A bit different description from Fox's Carlson, who from the safety of his studio on Thursday night called Jan. 6 a "forgettably minor outbreak" of violence.

Both historians I talked with believe Jan. 6 is a more consequential scandal than Watergate, which Brinkley called "quaint compared to the siege of our Capitol." And both believe that the events surrounding the scandals tell a bigger story.

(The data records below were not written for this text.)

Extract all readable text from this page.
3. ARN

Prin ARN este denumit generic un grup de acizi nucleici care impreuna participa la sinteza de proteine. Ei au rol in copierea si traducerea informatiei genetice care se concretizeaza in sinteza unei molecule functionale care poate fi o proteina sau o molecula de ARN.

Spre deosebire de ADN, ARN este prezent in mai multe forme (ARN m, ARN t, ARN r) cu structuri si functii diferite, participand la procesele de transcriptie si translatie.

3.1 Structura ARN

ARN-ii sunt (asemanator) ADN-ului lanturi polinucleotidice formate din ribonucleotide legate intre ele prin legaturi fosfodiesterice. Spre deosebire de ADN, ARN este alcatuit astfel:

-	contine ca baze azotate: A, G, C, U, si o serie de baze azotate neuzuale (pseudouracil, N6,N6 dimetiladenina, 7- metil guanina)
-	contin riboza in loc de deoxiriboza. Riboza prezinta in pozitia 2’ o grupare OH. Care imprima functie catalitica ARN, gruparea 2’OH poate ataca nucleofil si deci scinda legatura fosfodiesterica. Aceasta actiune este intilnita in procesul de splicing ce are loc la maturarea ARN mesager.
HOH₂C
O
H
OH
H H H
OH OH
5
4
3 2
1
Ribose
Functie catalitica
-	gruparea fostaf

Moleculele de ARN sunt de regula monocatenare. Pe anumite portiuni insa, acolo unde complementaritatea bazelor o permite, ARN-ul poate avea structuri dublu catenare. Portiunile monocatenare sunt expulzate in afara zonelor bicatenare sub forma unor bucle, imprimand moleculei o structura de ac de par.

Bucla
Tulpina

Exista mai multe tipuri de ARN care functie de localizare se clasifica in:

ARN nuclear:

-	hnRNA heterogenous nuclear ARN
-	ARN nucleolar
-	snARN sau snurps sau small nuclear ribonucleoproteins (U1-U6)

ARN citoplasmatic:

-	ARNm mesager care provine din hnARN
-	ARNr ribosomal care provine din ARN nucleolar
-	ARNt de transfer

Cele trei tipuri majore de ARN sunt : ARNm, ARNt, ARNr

"One of the things I really tried to do with this book," Graff said, "was make the case that Watergate was less an event and more of a mind-set and that Watergate, as we have come to understand, was not just a burglary on June 17, 1972, but an umbrella of about a dozen interrelated but distinct scandals, all of which emerged from the dark, paranoid, conspiratorial and criminal psyche of Richard Nixon that he brought to the White House and permeated his administration. And I think that's very similar to what we saw with President Trump."

Watergate and Jan. 6, Brinkley said, are about "an abuse of power, and it's about our presidents going rogue, and perhaps criminal activity in both — certainly Watergate."

The system — and the center — held half a century ago. As for Jan. 6, Graff concluded: "The difference and distinction I would draw is that Richard Nixon's crimes were crimes against Americans. They were abuses of power, abuses of civil liberties, abuses of targeting Americans illegally with government resources.

"Donald Trump's crimes were against American democracy writ large. And that, to me, is a much more worrisome level of crime because that's the type of crime that when it's successful, the country doesn't bounce back. You can, as a governmental system, overcome abuses of power and abuses of civil liberties. You just don't get your democracy back once it's stolen."